Para além disso, o Partido Comunista Chinês continua a olhar com desconfiança para o produto, e a China – onde a planta é classificada como “droga ilícita” – possui hoje uma das molduras penais mais pesadas a nível mundial para quem produz, comercializa e consome canábis. Um qualquer cidadão que seja apanhado, em território chinês, na posse de 5 quilos de marijuana processada ou de 150 quilos de erva, corre sérios riscos de poder vir a ser condenado à pena de morte.
“Canábis é canábis. Por muito reduzida que seja a concentração de THC [tetrahidrocanabinol, a componente psicoativa da planta], plantações massivas podem aumentar o risco de toxicodependência e originar problemas sociais”, explica ao “South China Morning Post” o professor Yun Chunming, da Academia Chinesa de Ciências Agrícolas de Hunan, que vê nas questões relacionadas com a legalização da produção o principal entrave à expansão alargada do negócio dentro e fora de portas.
Um país, dois sistemas
Como se explica então que num país que não permite a plantação de cannabis sativa, um agricultor chinês consiga cobrar 10 mil yuan (quase 1300 euros) pela colheita de um hectare da referida planta e ainda assim não ir para a cadeia? Ter à disposição mais de 9,5 milhões de metros quadrados de território ajuda bastante. Consciente do potencial do produto e instruída pela doutrina “um país, dois sistemas”, concebida nos anos 80 por Deng Xiaoping, a atual liderança chinesa acedeu a regular e legalizar a produção e comercialização do “ouro verde” em apenas duas províncias do país, onde há mais de três mil anos se cultiva o produto proibido, e onde as autoridades locais criaram o hábito de fazer vista grossa à existência de plantações clandestinas.
Heilongjiang, a nordeste, e Yunnan, a sudoeste, são hoje em dia armazéns gigantescos a céu aberto e, juntos, cultivam metade do total de cânhamo legalmente comercializado a nível mundial, de acordo com o Gabinete Nacional de Estatísticas da República Popular da China. As suas condições climatéricas extremas – particularmente em Heilongjiang, um território gelado que faz fronteira com a Rússia – ajudaram as duas províncias a tornarem-se verdadeiros laboratórios e ofereceram a cientistas e investigadores, financiados pelo Estado, a oportunidade de desenvolverem novas espécies de canábis e de testarem o seu impacto na elaboração de novas soluções farmacêuticas.

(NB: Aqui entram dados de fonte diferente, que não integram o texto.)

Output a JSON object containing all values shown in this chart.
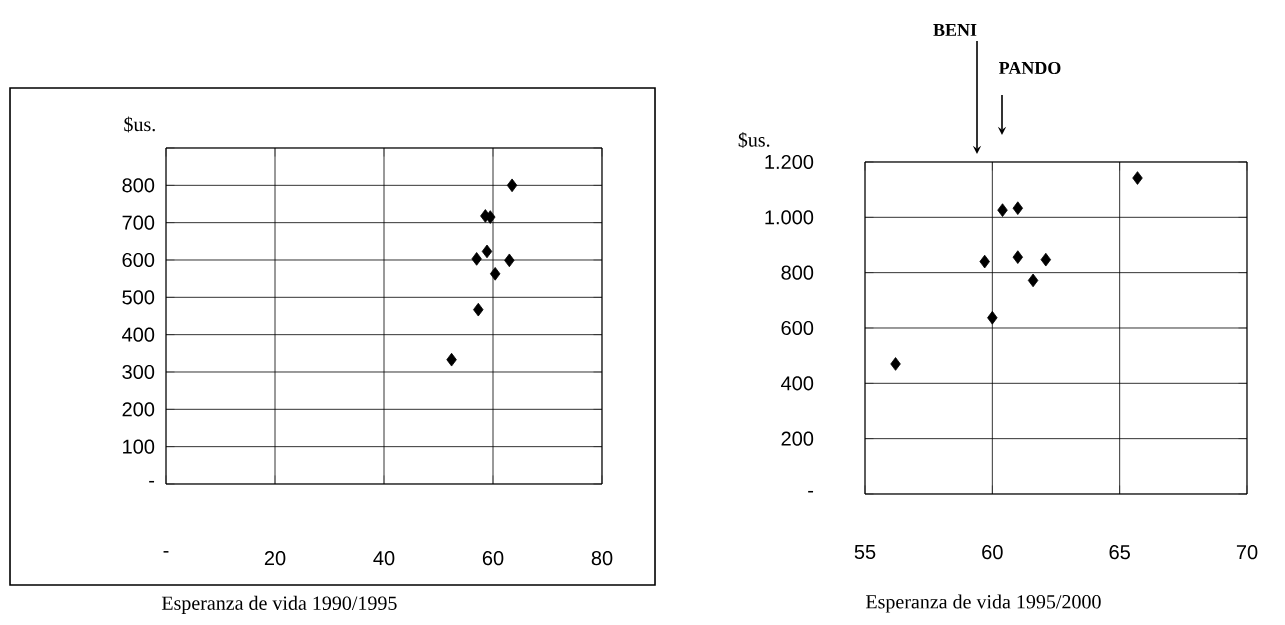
{
  "chart_data": [
    {
      "type": "scatter",
      "xlabel": "Esperanza de vida 1990/1995",
      "ylabel": "$us.",
      "color": "#000000",
      "marker": "diamond",
      "grid": true,
      "x": [
        63.5,
        58.6,
        59.5,
        58.9,
        57.0,
        63.0,
        60.4,
        57.3,
        52.4
      ],
      "values": [
        800,
        718,
        715,
        623,
        603,
        599,
        563,
        467,
        333
      ],
      "xlim": [
        0,
        80
      ],
      "xticks": [
        {
          "value": 0,
          "label": "-"
        },
        20,
        40,
        60,
        80
      ],
      "ylim": [
        0,
        900
      ],
      "yticks": [
        {
          "value": 0,
          "label": "-"
        },
        100,
        200,
        300,
        400,
        500,
        600,
        700,
        800,
        {
          "value": 900,
          "label": null
        }
      ]
    },
    {
      "type": "scatter",
      "xlabel": "Esperanza de vida 1995/2000",
      "ylabel": "$us.",
      "color": "#000000",
      "marker": "diamond",
      "grid": true,
      "x": [
        56.2,
        59.7,
        60.0,
        60.4,
        61.0,
        61.0,
        62.1,
        61.6,
        65.7
      ],
      "values": [
        470,
        840,
        637,
        1026,
        1033,
        856,
        847,
        772,
        1142
      ],
      "xlim": [
        55,
        70
      ],
      "xticks": [
        55,
        60,
        65,
        70
      ],
      "ylim": [
        0,
        1200
      ],
      "yticks": [
        {
          "value": 0,
          "label": "-"
        },
        200,
        400,
        600,
        800,
        {
          "value": 1000,
          "label": "1.000"
        },
        {
          "value": 1200,
          "label": "1.200"
        }
      ],
      "annotations": [
        "BENI",
        "PANDO"
      ]
    }
  ]
}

Com escritórios nos Estados Unidos, Europa, Canadá, Japão ou Israel, o Hemp Investment Group (grupo de investimento em cânhamo, em português), com sede em Pequim, é uma das empresas chinesas que olha com especial interesse para a cada vez maior abertura dos mercados nacionais e regionais à comercialização da canábis para fins medicinais. O seu presidente, Tang Xin, não tem dúvidas de que esse passo abrirá a torneira do lado chinês e arrisca mesmo numa previsão ambiciosa. “Acreditamos que em cinco anos o setor se vai tornar numa indústria de 100 mil milhões de yuans [cerca de 1,3 mil milhões de euros] na China”, profetizou, citado pelo “South China Morning Post”.
Aos investimentos já conhecidos no domínio comercial, militar, científico, espacial e diplomático, a China acrescenta agora nova entrada a pés juntos na indústria farmacêutica, com os olhos postos nas potencialidades da canábis. O sonho reconhecido de dominar o mundo passa também por aí.